We are all going to need to find new and more well-defined, specialized niches. Building a niche is going to be incredibly important to continue to earn well in the AI economy. We won’t be able to earn as easily. Getting paid to sit around the courthouse may become a thing of the past. But there are a few advantages humans have over machines, especially in a legal context.
Machines cannot be sworn in as witnesses
It will probably be hundred years before a computer can be dutifully be sworn in as an interpreter. There needs to be a lot of money and human effort to support laws making it legal to use AI translators, especially in criminal cases (not that they won’t try!).
Humans are masters at variation and style
One of the great accomplishments of human cognition is style. Using fresh ideas to describe events, places, people, and things. Although AI is improving it still comes out stilted and repetitive.

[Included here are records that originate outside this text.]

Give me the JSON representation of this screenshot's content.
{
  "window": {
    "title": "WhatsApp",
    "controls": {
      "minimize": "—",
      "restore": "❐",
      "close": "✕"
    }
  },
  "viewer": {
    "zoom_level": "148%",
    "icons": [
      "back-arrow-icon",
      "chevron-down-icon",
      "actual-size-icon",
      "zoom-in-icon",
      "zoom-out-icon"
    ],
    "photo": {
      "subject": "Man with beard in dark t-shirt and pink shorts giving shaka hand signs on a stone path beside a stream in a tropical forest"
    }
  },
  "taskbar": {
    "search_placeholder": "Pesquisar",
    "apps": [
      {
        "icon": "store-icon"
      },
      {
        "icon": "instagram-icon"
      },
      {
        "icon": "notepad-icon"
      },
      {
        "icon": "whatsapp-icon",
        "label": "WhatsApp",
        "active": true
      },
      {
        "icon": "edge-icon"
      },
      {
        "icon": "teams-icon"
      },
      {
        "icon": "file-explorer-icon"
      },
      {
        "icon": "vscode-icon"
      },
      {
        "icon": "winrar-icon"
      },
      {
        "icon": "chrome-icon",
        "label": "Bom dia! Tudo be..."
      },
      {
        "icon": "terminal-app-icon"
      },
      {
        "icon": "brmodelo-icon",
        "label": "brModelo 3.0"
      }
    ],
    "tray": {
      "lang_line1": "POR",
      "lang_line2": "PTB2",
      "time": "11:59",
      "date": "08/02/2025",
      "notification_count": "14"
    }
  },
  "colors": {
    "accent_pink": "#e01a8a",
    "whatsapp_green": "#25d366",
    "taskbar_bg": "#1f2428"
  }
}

Humans know when they don’t know something
When I was in school studying computer science, we had a regular discussion about how much a piece of software can know, and know when it doesn’t know it. The short answer is: a machine’s lack of awareness means it cannot know. Humans easily recognize when they don’t know an answer but can rely on what they do know to create a meaningful and relevant interpretation.
Humans are creative
AI is great at describing mundane details but struggles to reframe a statement into something culturally and contextually appropriate.